Friday, February 16, 2007

Afghan Villages Protect Their Schools Against the Taliban

The Taliban are famous for their opposition to schools -- by which they mean schools that teach a curriculum of subjects commonly taught in the West, geography, history, science. They themselves are, presumably, graduates of schools that teach, essentially, the memorization of the Quran. So the Taliban are not actually opposed to schools as such. It is the curriculum that is at stake -- a familiar topic of dispute among Muslims in the modern world, especially since the nineteenth century. The Afghanistan peoples have generally been open to all the learning they could get; only a small segment of the population have opposed a curriculum that went beyond Quranic learning. Some folks, especially Pushtuns, have been sensitive about co-education. It is unclear what the Taliban hope to accomplish, other than to disrupt the ordinary course of affairs in Afghanistan; and of course they want all "foreigners" -- meaning Western expatriates -- to leave. The complicating factor now is the presence of Islamists from the Arab world whose agendas are much more intensely anti-western. So far, those foreigners have found a sanctuary in Pakistan's tribal territories and elsewhere.
RLC


The following is excerpted from the article, Afghan schools take on the Taliban, written by Laura King of the Los Angeles Times:

"...suspected Taliban militants set fire to all five "classrooms," housed in canvas tents donated by a humanitarian agency."

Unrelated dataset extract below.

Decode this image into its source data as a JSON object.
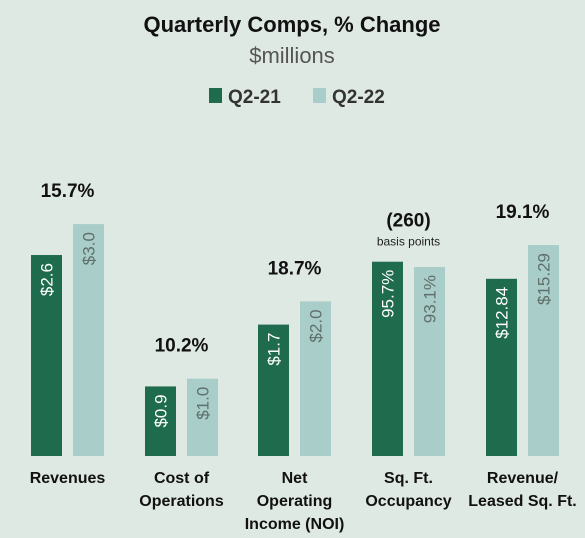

"...nearly 200 schools across the country [were] burned in the last year by Islamic insurgents.Four hundred more schools were closed by threats and intimidation, driving more than 130,000 students from their classrooms..."
"Over the last three months, however, the rate of attacks has fallen dramatically..."
"...officials attribute the decrease at least in part to a nationwide drive to create local 'defense committees' for schools, enlisting the help of tribal elders, Islamic clerics and, in some cases, homegrown militias."
"There are no reliable figures, but the ministry believes more than half the country's 9,000 schools are under some form of locally organized protection..."
"The mullah on the committee has been using mosque sermons to emphasize that nothing in the Koran forbids girls from receiving an education..."
" 'People hated it during the time of the Taliban, when their daughters could not study and when nothing was taught in the schools but theology,' said Mohammed... [a] headmaster."